The water level is very high on the Freshmarsh over the winter, so there as not so much to see on here today. There were a few more ducks, and a large flock of Brent Geese. Two Egyptian Geese were on the small island towards the back.
We could see a Barn Owl hunting the bank beyond Parrinder Hide in the distance and then we turned to see another one out over the saltmarsh behind us. Looking back, a third was still on one of the posts by the grazing meadow, where we had watched the two earlier. One extra one had appeared from somewhere, although it wasn’t clear which one was the new one.
The Barn Owl over the saltmarsh had flown further up away from us, but then it turned and started to fly back just over the other side of bank. It came straight towards us and then right past just a few metres away, another great view. An amazing performance from the Barn Owls here today!
There wasn’t enough time to explore the whole reserve today, but we swung round via Meadow Trail on the way back. We found the Woodcock again exactly where it had been yesterday, but it was very well hidden today, down in the leaves among lots of branches and trunks. At first all we could see was a patch of rusty feathers, but we eventually found a better angle through the scope. It was preening and we could see its long bill, and its eye staring back at us.
As we set off to drive back east, we spotted another Barn Owl over the meadow by road. Rather surprisingly, given how the owls had been performing at Titchwell this afternoon, we didn’t see any others by the coast road in any of the other regular spots on our way back.

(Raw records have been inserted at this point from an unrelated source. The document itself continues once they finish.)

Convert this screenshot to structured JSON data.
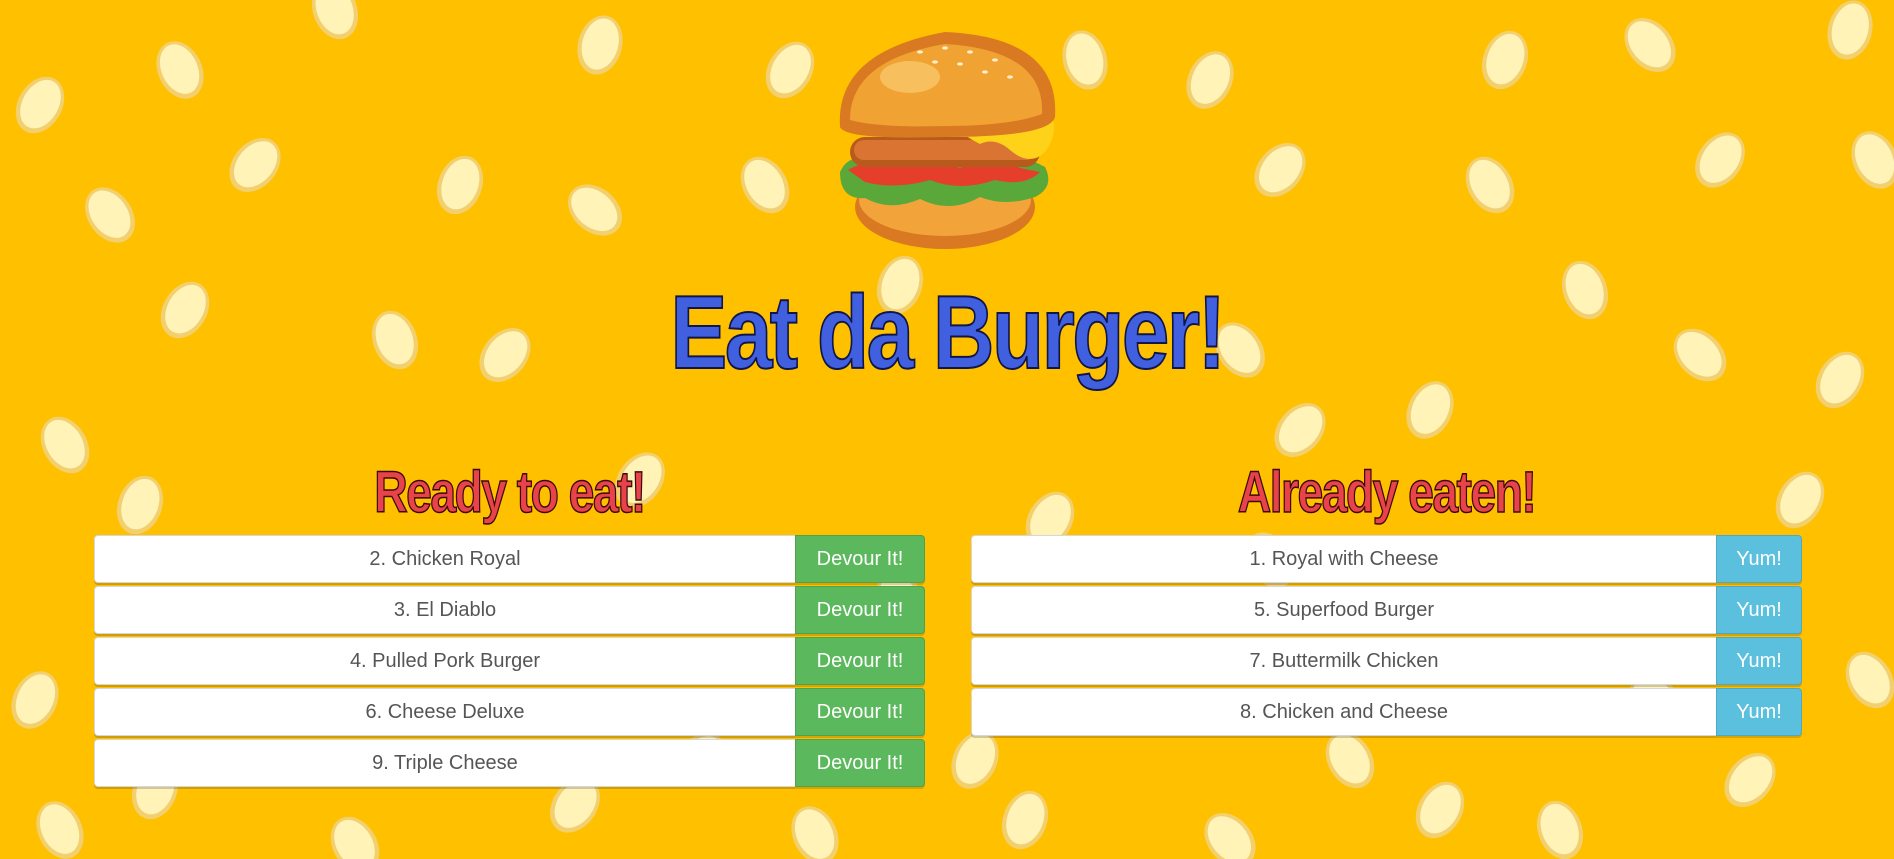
{
  "app": {
    "title": "Eat da Burger!",
    "logo_icon": "burger-icon",
    "background_color": "#ffc000",
    "title_color": "#4160e0",
    "heading_color": "#e8424a"
  },
  "ready": {
    "heading": "Ready to eat!",
    "button_label": "Devour It!",
    "button_color": "#5cb85c",
    "items": [
      {
        "label": "2. Chicken Royal"
      },
      {
        "label": "3. El Diablo"
      },
      {
        "label": "4. Pulled Pork Burger"
      },
      {
        "label": "6. Cheese Deluxe"
      },
      {
        "label": "9. Triple Cheese"
      }
    ]
  },
  "eaten": {
    "heading": "Already eaten!",
    "button_label": "Yum!",
    "button_color": "#5bc0de",
    "items": [
      {
        "label": "1. Royal with Cheese"
      },
      {
        "label": "5. Superfood Burger"
      },
      {
        "label": "7. Buttermilk Chicken"
      },
      {
        "label": "8. Chicken and Cheese"
      }
    ]
  }
}
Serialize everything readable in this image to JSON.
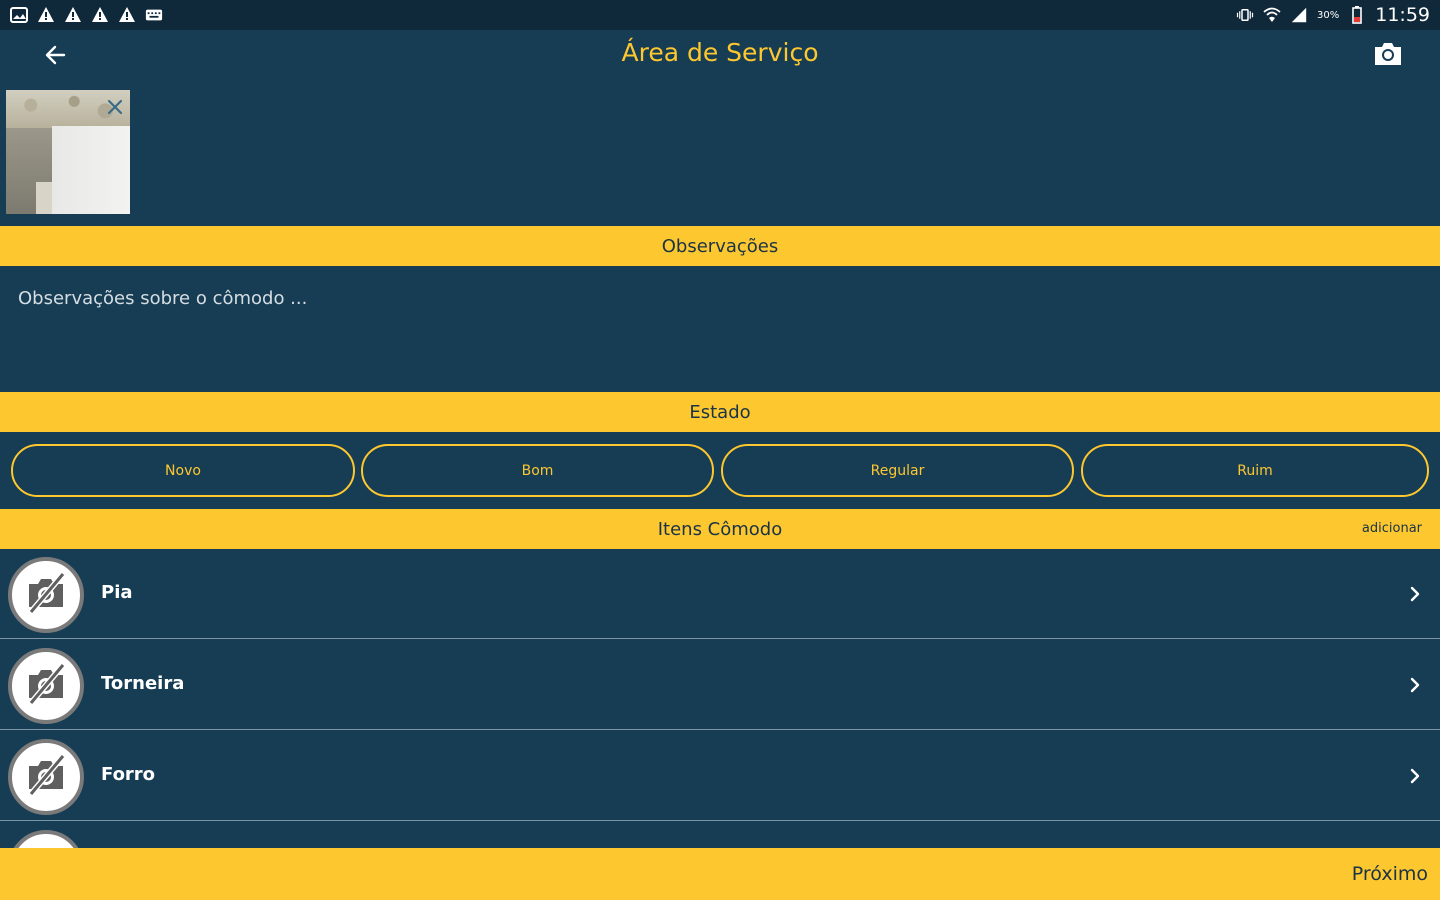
{
  "status_bar": {
    "time": "11:59",
    "battery": "30%",
    "left_icons": [
      "gallery-icon",
      "warning-icon",
      "warning-icon",
      "warning-icon",
      "warning-icon",
      "keyboard-icon"
    ],
    "right_icons": [
      "vibrate-icon",
      "wifi-icon",
      "signal-icon",
      "battery-icon"
    ]
  },
  "app_bar": {
    "title": "Área de Serviço"
  },
  "sections": {
    "observacoes": "Observações",
    "estado": "Estado",
    "itens": "Itens Cômodo",
    "itens_add": "adicionar"
  },
  "observacoes": {
    "placeholder": "Observações sobre o cômodo ...",
    "value": ""
  },
  "estado_options": [
    "Novo",
    "Bom",
    "Regular",
    "Ruim"
  ],
  "items": [
    {
      "label": "Pia"
    },
    {
      "label": "Torneira"
    },
    {
      "label": "Forro"
    }
  ],
  "bottom": {
    "next_label": "Próximo"
  },
  "colors": {
    "background": "#173d55",
    "accent": "#fdc72f",
    "header_text": "#1a3346",
    "divider": "#7d95a4"
  }
}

Having had such good views of Barn Owls now, we fancied a go at getting a better look at a Little Owl, so we diverted inland and headed back to where we had seen one this morning. The first thing we found was another Barn Owl out hunting here, our seventh today. It landed on a post, but then took off again before we could get the scope on it. It landed again in the top of a small tree, swaying in the thin branches, and this time we could get it in the scope.
It was better light now, with the low afternoon sun. We found one of the Little Owls, and even though it was half hidden under the cowl on the roof, it was a much better view than this morning. We could see the false eye pattern on the back of its head and, when it turned, its real eyes.
With the diversion for the Little Owl, we were later than normal getting down to the meadows where we normally finish the day. There was no sign of the regular Barn Owl here this evening, but it was impossible to tell if it had gone off to hunt further afield, or if it had been out during the day and had decided to go back into the box.
It was already getting to the time for the Tawny Owls to start hooting, but the trees were rather quiet still. It was a very bright, clear evening, with a big moon, so they might be later than normal today. We decided to walk down through the trees to the lake to see if there was any activity over the meadows the other side. A Kingfisher called, but we didn’t see it in the gathering gloom. A Little Grebe laughed maniacally.
As we walked back through the trees, finally the Tawny Owl started hooting. We made our way back round and stood on the edge of the wood. We could hear the single hoots of a male and female together now, and the male gave its very quiet bubbling call, normally associated with courtship. For a second it seemed like the male might be coming closer to us when it next hooted, but then we heard it move much deeper in the wood. A second male Tawny Owl started up, hooting further off in the distance behind us.
It was a nice way to end the day, standing in the wood listening to the Tawny Owls, but it was getting late now, and it was still not properly dark. The nights are pulling out fast now. It was time to call it a day – what a day!